Индикатор был весьма хитроумным устройством. Индикатор отмечал посещение с указанием часов, минут и секунд на панели управления в кабинете Бома. Индикатор был бы еще более хитроумным устройством, если бы он приводился в действие выключателем или хотя бы шторкой глазка. Потому что многие и многие посещения были отмечены для проверок Бома, но никогда и не имели места, так как медбратья устали, или ленились, или были слишком чувствительны, или сыты по горло, или озлоблены, или не укладывались в график, или не хотели нарушать отдых пациента.
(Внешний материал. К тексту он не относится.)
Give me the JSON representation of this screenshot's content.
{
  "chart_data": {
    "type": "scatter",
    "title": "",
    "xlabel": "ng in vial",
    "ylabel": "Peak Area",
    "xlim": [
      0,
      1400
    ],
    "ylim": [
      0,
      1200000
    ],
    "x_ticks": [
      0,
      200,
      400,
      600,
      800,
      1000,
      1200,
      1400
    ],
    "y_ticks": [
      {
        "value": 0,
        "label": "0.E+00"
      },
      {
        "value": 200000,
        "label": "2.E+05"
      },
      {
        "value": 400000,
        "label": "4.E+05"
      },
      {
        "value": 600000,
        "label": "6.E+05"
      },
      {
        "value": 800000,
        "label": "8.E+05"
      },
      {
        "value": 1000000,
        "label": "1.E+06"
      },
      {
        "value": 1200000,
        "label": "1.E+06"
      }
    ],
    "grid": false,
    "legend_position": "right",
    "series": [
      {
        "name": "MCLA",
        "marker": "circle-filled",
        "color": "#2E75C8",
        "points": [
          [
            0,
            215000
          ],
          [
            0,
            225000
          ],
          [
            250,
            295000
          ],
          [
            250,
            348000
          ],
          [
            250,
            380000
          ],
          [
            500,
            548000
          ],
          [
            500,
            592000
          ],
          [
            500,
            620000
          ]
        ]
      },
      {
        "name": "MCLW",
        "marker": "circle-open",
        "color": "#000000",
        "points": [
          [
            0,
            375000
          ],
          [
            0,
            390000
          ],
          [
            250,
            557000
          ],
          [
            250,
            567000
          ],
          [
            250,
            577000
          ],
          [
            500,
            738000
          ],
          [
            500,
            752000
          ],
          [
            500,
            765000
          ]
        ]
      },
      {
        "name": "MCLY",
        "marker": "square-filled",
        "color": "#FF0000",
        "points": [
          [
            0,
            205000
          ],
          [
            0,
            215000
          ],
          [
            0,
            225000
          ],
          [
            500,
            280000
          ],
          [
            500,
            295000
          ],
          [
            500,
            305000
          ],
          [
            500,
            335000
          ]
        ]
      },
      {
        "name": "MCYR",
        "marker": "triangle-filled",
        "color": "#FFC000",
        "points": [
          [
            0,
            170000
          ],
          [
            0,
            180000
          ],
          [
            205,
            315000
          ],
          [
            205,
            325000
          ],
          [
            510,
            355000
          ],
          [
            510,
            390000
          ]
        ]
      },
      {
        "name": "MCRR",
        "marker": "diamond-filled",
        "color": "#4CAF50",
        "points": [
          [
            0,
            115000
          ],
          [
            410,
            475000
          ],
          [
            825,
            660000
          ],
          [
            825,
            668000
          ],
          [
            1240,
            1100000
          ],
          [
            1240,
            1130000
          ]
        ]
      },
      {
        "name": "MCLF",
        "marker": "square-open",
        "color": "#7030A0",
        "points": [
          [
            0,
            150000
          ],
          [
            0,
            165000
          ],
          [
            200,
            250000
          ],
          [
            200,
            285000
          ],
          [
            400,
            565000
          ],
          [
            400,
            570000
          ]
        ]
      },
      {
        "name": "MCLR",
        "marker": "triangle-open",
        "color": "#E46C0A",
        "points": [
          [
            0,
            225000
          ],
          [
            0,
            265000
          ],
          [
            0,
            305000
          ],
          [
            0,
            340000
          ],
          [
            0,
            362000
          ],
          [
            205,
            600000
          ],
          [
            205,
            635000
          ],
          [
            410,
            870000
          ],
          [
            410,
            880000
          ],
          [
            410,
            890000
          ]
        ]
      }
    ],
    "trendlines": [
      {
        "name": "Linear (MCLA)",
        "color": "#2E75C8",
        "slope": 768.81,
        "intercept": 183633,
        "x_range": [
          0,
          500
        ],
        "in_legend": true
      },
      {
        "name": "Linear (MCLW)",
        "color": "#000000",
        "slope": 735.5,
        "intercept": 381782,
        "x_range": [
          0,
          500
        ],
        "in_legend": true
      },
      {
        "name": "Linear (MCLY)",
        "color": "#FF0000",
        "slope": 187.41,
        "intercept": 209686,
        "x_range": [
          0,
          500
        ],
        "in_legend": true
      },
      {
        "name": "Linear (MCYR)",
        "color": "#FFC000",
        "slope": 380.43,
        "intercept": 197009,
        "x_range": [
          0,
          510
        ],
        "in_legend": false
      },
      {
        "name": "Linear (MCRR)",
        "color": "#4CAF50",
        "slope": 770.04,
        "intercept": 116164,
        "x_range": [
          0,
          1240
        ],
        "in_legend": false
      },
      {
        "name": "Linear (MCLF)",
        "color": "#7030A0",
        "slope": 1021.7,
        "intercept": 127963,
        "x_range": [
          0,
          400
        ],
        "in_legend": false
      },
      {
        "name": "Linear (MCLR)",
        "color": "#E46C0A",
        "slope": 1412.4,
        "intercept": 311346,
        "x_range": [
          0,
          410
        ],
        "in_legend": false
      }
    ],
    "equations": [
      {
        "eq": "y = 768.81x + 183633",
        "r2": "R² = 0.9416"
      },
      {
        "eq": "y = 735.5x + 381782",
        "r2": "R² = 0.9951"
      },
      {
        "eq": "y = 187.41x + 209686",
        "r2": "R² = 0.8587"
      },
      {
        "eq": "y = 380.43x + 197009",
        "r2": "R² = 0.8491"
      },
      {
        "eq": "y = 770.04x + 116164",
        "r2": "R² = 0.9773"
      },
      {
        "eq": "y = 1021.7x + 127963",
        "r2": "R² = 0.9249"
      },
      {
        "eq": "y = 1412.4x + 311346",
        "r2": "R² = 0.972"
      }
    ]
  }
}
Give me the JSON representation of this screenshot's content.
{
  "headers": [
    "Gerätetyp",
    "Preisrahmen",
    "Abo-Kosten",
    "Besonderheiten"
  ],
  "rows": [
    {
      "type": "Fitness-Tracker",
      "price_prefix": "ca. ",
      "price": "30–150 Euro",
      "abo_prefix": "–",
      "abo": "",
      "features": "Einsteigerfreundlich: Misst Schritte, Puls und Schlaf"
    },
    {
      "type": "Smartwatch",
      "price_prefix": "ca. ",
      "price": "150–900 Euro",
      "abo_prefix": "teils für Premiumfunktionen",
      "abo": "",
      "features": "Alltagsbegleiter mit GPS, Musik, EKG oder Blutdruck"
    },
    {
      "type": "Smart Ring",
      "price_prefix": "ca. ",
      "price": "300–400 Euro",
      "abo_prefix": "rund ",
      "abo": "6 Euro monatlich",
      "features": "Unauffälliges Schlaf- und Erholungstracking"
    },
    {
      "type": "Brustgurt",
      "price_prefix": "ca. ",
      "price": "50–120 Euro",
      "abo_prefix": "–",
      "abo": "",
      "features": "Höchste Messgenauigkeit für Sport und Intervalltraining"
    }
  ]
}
Бом был из тех, кого вульгарно именуют садистами, и поощрял в своих помощниках то, что вульгарно именуется садизмом. Если эта энергия не могла с достаточной свободой разрядиться в дневное время даже на тех пациентах, которые покорялись ей как непременной части терапевтического вуду, с тем меньшей свободой могла она разрядиться на тех, кто считал ее hors d’oeuvre[85]. Об этих последних сообщалось в Кор. мед. сл. как о «не желающих сотрудничать», «отказывающихся сотрудничать в распорядке больницы», или в крайних случаях как об «оказывающих сопротивление». Этим грозило ночью попасть в ад.
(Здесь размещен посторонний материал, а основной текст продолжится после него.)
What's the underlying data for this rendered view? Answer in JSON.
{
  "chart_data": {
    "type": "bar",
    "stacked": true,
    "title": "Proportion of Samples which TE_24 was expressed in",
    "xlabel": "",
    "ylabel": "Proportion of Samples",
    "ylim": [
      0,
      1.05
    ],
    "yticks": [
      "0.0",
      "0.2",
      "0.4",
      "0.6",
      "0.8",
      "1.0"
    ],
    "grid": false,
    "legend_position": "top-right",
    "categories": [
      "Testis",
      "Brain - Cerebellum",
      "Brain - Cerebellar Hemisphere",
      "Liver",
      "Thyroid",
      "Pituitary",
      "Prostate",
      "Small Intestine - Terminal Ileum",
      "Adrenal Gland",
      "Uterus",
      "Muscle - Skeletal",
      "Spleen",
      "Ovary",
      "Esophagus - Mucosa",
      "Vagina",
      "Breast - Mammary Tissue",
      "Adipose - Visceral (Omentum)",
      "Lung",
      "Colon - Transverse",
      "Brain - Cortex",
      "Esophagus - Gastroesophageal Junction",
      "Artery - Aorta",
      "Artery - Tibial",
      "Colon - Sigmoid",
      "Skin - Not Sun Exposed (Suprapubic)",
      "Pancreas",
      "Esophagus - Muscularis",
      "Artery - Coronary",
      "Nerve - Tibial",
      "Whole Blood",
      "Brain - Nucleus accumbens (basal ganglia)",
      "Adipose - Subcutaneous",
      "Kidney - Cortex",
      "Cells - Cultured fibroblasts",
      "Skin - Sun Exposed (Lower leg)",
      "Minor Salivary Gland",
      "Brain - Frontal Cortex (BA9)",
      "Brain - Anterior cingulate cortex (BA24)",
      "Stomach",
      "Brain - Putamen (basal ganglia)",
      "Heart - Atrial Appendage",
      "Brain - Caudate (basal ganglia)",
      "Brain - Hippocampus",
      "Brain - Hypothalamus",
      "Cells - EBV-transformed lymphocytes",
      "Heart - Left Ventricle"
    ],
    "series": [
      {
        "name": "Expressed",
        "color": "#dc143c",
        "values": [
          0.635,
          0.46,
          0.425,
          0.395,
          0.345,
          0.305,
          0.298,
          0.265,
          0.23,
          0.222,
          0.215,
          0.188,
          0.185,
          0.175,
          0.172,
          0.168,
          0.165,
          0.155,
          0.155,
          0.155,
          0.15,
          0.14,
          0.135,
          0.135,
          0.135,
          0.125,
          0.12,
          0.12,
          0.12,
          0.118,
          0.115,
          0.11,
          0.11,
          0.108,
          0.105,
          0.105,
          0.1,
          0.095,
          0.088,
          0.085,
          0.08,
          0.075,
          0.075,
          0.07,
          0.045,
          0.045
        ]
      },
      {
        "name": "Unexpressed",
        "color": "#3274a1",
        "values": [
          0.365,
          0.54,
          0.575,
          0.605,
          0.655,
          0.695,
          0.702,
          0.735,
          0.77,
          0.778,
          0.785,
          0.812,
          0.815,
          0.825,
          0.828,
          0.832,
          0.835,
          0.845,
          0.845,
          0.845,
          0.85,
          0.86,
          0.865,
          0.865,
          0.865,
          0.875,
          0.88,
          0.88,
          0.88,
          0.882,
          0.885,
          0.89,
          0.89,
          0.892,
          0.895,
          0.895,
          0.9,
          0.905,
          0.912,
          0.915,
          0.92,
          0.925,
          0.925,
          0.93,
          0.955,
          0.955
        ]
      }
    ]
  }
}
Первый же обход Мерфи показал ему, какой пустой фразой было определение Нири: «Сон и Бессонница, Фидий и Скопас усталости». Фраза эта, быть может, и оправдывала себя в дортуаре академии юных леди, где, вполне возможно, она и была вдохновлена, но в палатах ППММ она не имела никакого смысла. Здесь и те, кто спал, и те, кто не спал, были осязаемо созданы одной рукой какого-то довольно позднего художника, чьи работы никак не могли сохраниться до наших дней, скажем Пергамена Барлаха. В его попытках различить между собой две эти группы Мерфи вспомнился дикий гаснущий зимний день в Тулоне перед hôtel de ville[86] и кариатиды Пюже, изображающие Силу и Усталость, и небо в рваных тучах, сгущающееся чернотой над его недоумением относительно того, которая из них что представляет.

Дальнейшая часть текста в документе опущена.